Quiip social media strategist Amber Robinson
By Quiip social media strategist Amber Robinson | 28 June 2019

As the dust settles on Justice Rothman’s ruling in the Dylan Voller defamation case, publishers face a major challenge. Although always responsible for libellous comments left on their own websites, this ruling now sets the precedent that publishers will be responsible for comments left on third-party platforms like Facebook.

This is a problem. Publishers – and their followers - generate a relentless tide of comments on Facebook, which offer minimal moderation options for publishers who have their own page on the platform. One broadcaster we work with receives over 138,000 comments per week on just one of their pages. The only way to stop comments appearing on posts published to the page is to add in word-based filters which automatically hide content until moderators can review and publish the content.

These filters are designed to be used to automatically hide profanity, not ‘hacked’ to prevent every single comment from appearing. That’s because Facebook is built in the United States, where the right to Freedom of Speech is enshrined and libel is hardly ever prosecuted.

It’s obvious that this is not a workable solution. Either our defamation laws need to change to take in to account social media, as is the case in Britain, or Facebook needs to provide better moderation services to publishers whose content drives an enormous amount of usage of their product. (Publishers also spend large amounts of money with the platform just to have their posts seen in the newsfeed.) Publishers can, and should, push for these changes.

While social media teams take stock of this new regulatory environment, I also invite them to take pause to consider the broader landscape of the online communities they have created on third party platforms as well as in the comment sections on their own websites.

Are Australian online communities safe and respectful? Do they inform and support their members? Do they align with publisher’s organisational goals? I’d argue that they’re not.

If social media platforms can be compared to a public square, we have allowed preachers of hate to enter our squares. We’ve allowed bots disguised as humans to infiltrate our places of discussion and manipulate conversations. We’ve given equal space to people just dropping by and those who’ve contributed to the community for years.

By reframing our online communities to become intentional rather than accidental spaces, there is a huge opportunity to create value and yes – drive website traffic. To do that we need to look at the operating rules of our digital communities and make sure they are fit for purpose.

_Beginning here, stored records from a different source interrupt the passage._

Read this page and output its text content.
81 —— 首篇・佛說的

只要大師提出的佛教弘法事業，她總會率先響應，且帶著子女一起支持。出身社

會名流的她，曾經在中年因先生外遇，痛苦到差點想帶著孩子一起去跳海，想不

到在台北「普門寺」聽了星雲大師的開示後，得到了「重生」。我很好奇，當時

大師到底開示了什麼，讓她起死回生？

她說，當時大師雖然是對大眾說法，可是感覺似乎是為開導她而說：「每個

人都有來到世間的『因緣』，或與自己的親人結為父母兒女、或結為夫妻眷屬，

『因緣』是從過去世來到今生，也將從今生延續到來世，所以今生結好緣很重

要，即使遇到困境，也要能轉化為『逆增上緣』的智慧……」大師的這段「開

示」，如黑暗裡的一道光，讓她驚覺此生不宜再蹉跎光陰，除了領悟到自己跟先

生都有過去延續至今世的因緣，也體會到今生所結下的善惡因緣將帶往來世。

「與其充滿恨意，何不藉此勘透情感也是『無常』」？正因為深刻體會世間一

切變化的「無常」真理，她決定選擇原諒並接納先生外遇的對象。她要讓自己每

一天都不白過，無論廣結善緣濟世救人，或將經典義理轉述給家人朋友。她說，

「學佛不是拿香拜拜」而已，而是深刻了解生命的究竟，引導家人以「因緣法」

To that end, this week saw WPP interim AUNZ CEO John Steedman call for an end to anonymous online comments.

 “If somebody has something relevant to say about any issue, they should be required to log in,” he said in an open letter to media outlets.

While anonymity certainly gives some online trolls the guts to say nasty things, anyone who has moderated Facebook comments knows that people are also happy to say absolutely vile things with their full name on display. (For proof, look at some of the replies Change.Org director and LBQTI activist Sally Rugg received after appearing on the ABC TV show Q and A this week.) In addition, anonymity provides valuable opportunities to discuss sensitive topics such as mental health and abuse without fear of real-world repercussions.

There is another way. Websites like Reddit and The Guardian have tried to improve the quality of their online communities by implementing user tools which enable readers to ‘upvote’ comments and downvote others. Reddit also awards pro-social behaviour with its ‘karma” point system which elevates comments by regular members whose opinion is respected by the wider group.

The Guardian features comments it believes are particularly worthwhile as a ‘Guardian Pick’, acting as both an incentive as an exemplar for others.

Creating intentional communities isn’t easy. Facebook needs to take the moderation concerns of publishers seriously and provide more tools and control for page owners. Publishers need to not just invest in moderation services, but in community management which takes a holistic view of their entire digital footprint.

In a sea of online news served up via algorithm, a great community is what can make your online presence worth visiting – and staying for.